Pour en finir avec le cinéma

BLUTCH

Adieu Paul Newman : sous ce titre, s’ouvre un récit d’une dizaine de planches où l’on voit une jeune femme pénétrer en catimini dans un appartement à la recherche de son ami. Soudain, un agresseur l’étouffe avec un oreiller, puis, tout en murmurant des références cinématographiques, s’attarde longuement à la contemplation nécrophilique du cadavre. Pourtant la jeune femme se réveille : « Paul Newman est mort » dit-elle… L’agresseur retrouve ensuite son épouse et on comprend que leur relation, autrefois stimulée par le cinéma, est maintenant dévorée par la passion exclusive que lui porte l’époux.
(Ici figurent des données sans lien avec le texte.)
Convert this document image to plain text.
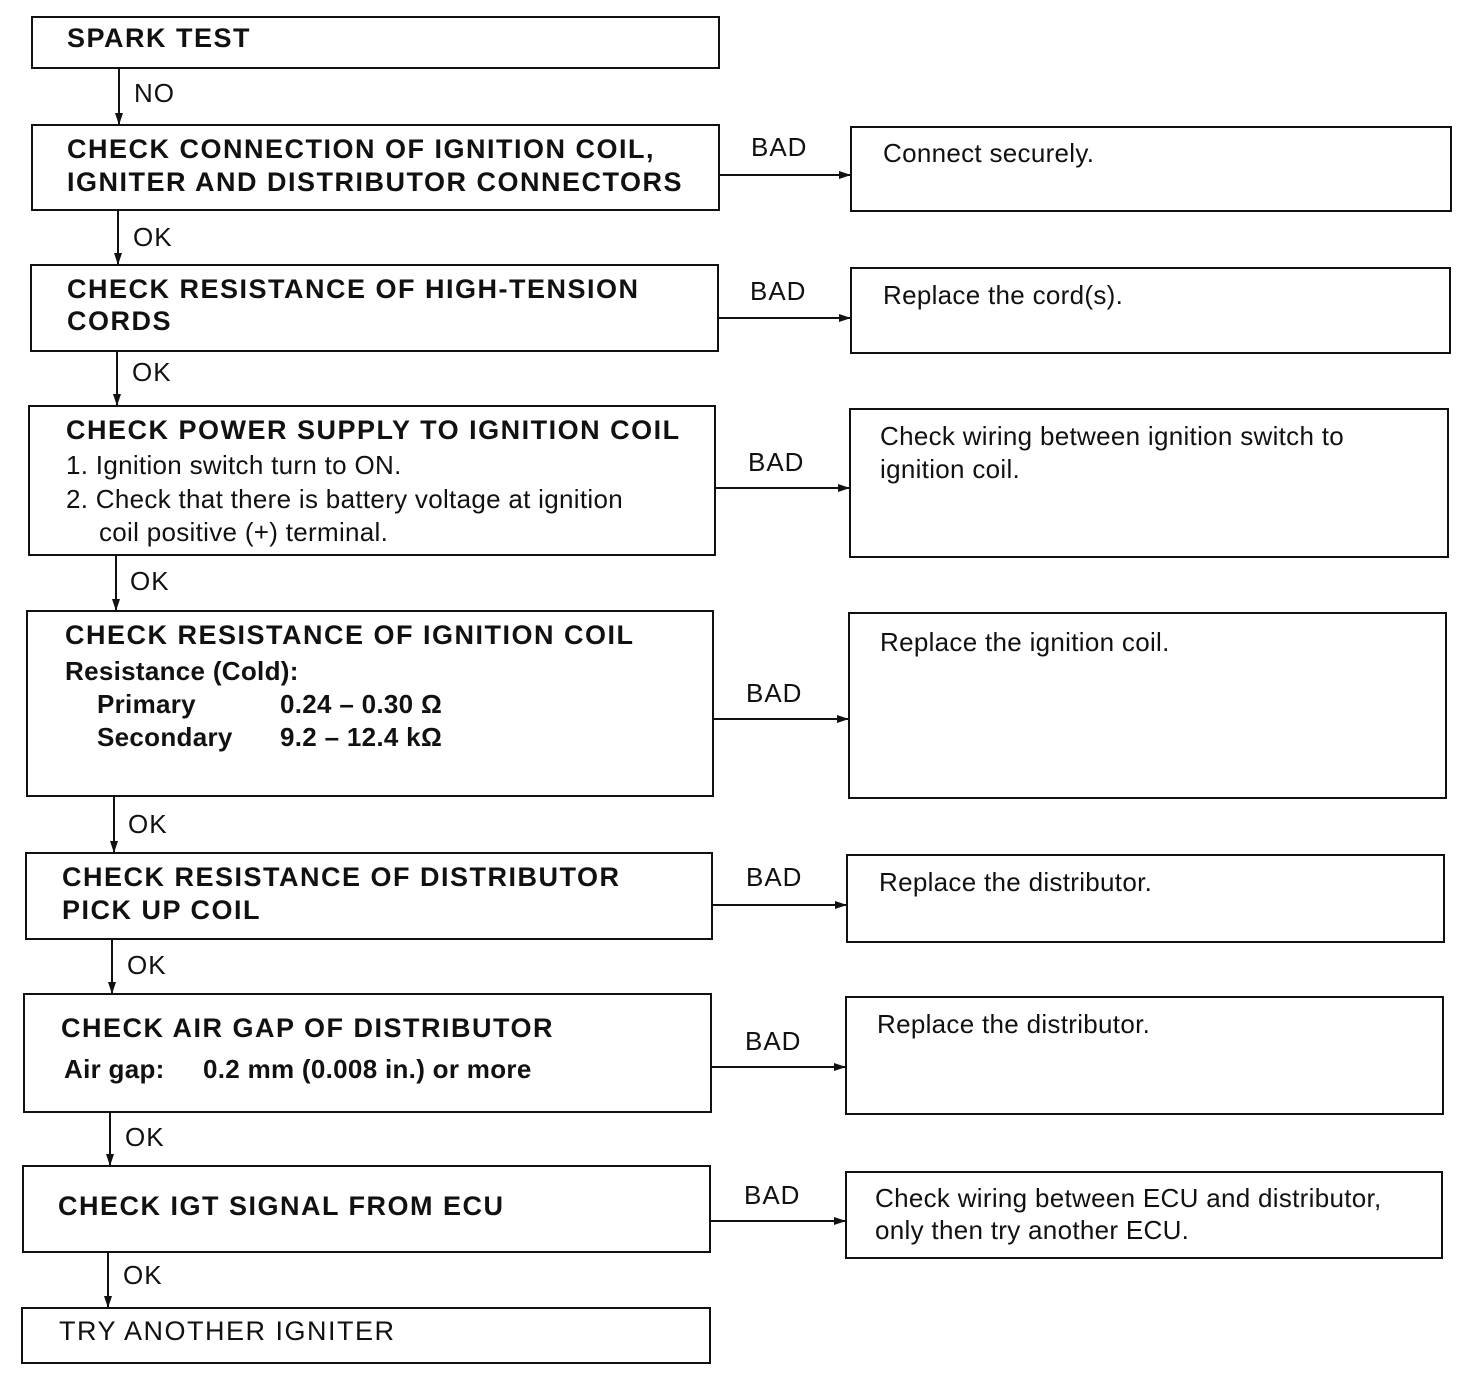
SPARK TEST
NO
CHECK CONNECTION OF IGNITION COIL,
IGNITER AND DISTRIBUTOR CONNECTORS
BAD	Connect securely.
OK
CHECK RESISTANCE OF HIGH-TENSION
CORDS
BAD	Replace the cord(s).
OK
CHECK POWER SUPPLY TO IGNITION COIL
1. Ignition switch turn to ON.
2. Check that there is battery voltage at ignition
coil positive (+) terminal.
BAD
Check wiring between ignition switch to
ignition coil.
OK
CHECK RESISTANCE OF IGNITION COIL
Resistance (Cold):
Primary	0.24 – 0.30 Ω
Secondary 9.2 – 12.4 kΩ
BAD
Replace the ignition coil.
OK
CHECK RESISTANCE OF DISTRIBUTOR
PICK UP COIL
BAD	Replace the distributor.
OK
CHECK AIR GAP OF DISTRIBUTOR
Air gap: 0.2 mm (0.008 in.) or more
BAD
Replace the distributor.
OK
CHECK IGT SIGNAL FROM ECU	BAD	Check wiring between ECU and distributor,
only then try another ECU.
OK
TRY ANOTHER IGNITER
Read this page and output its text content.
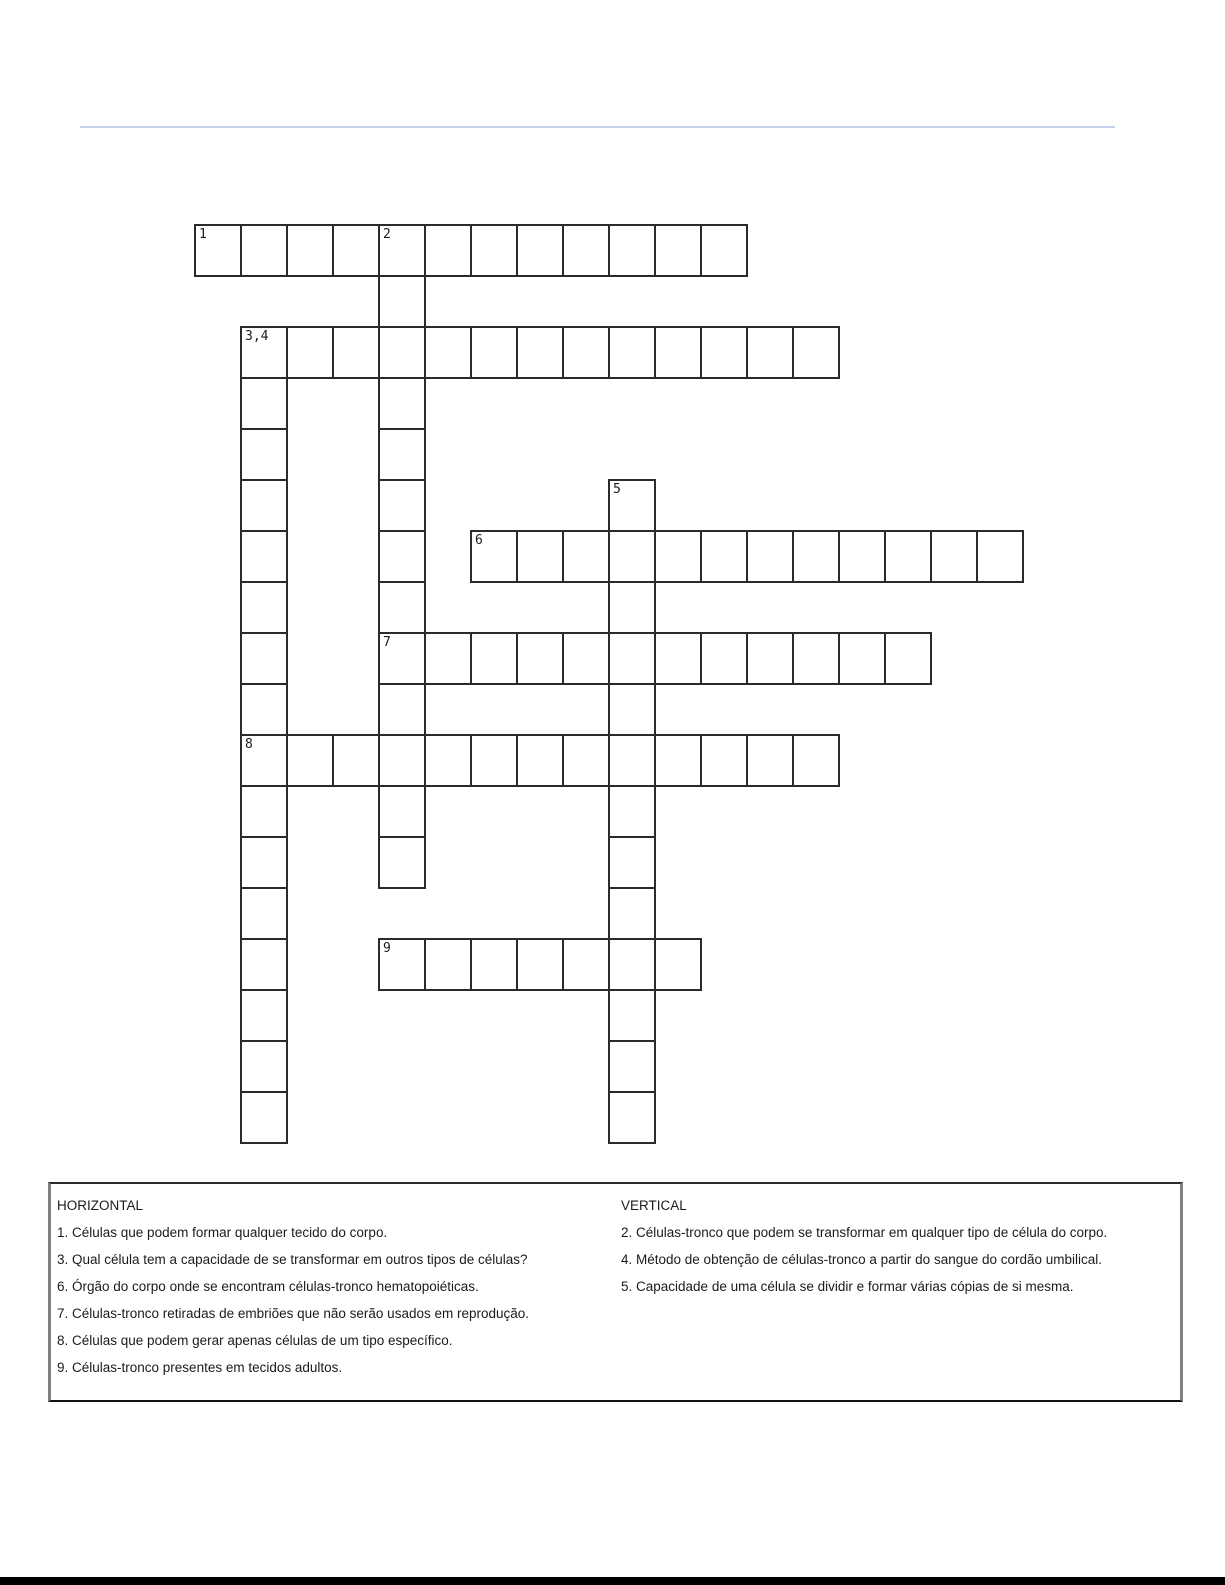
1	2
3,4
5
6
7
8
9
HORIZONTAL
1. Células que podem formar qualquer tecido do corpo.
3. Qual célula tem a capacidade de se transformar em outros tipos de células?
6. Órgão do corpo onde se encontram células-tronco hematopoiéticas.
7. Células-tronco retiradas de embriões que não serão usados em reprodução.
8. Células que podem gerar apenas células de um tipo específico.
9. Células-tronco presentes em tecidos adultos.
VERTICAL
2. Células-tronco que podem se transformar em qualquer tipo de célula do corpo.
4. Método de obtenção de células-tronco a partir do sangue do cordão umbilical.
5. Capacidade de uma célula se dividir e formar várias cópias de si mesma.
Un second récit évoque Le Robinson suisse, puis le rythme s’accélère. Les images de films se bousculent. Les acteurs et personnages défilent sous les yeux d’un narrateur qui n’est autre que l’homme du premier épisode, habité par le cinéma au point de s’identifier aux rôles qui tournent sans cesse dans sa tête.Rempli de teintes austères, un crayonné un peu charbonneux et très évocateur ouvre la porte d’un monde obsessionnel où les paroles d’un film apparaissent en surimpression sur les photos d’un autre. Chaque vision déclenche une irruption d’images plus ou moins retravaillées avec une perpétuelle mise en abyme du portrait du narrateur : le cinéma l’habite, l’a construit, mais le déçoit parfois par ses artifices et son aspect industriel. Jamais satisfait, toujours projeté dans le monde imaginaire, le cinéphile vit sa passion comme un drogué, avec ses confusions, ses illuminations et ses réveils pénibles.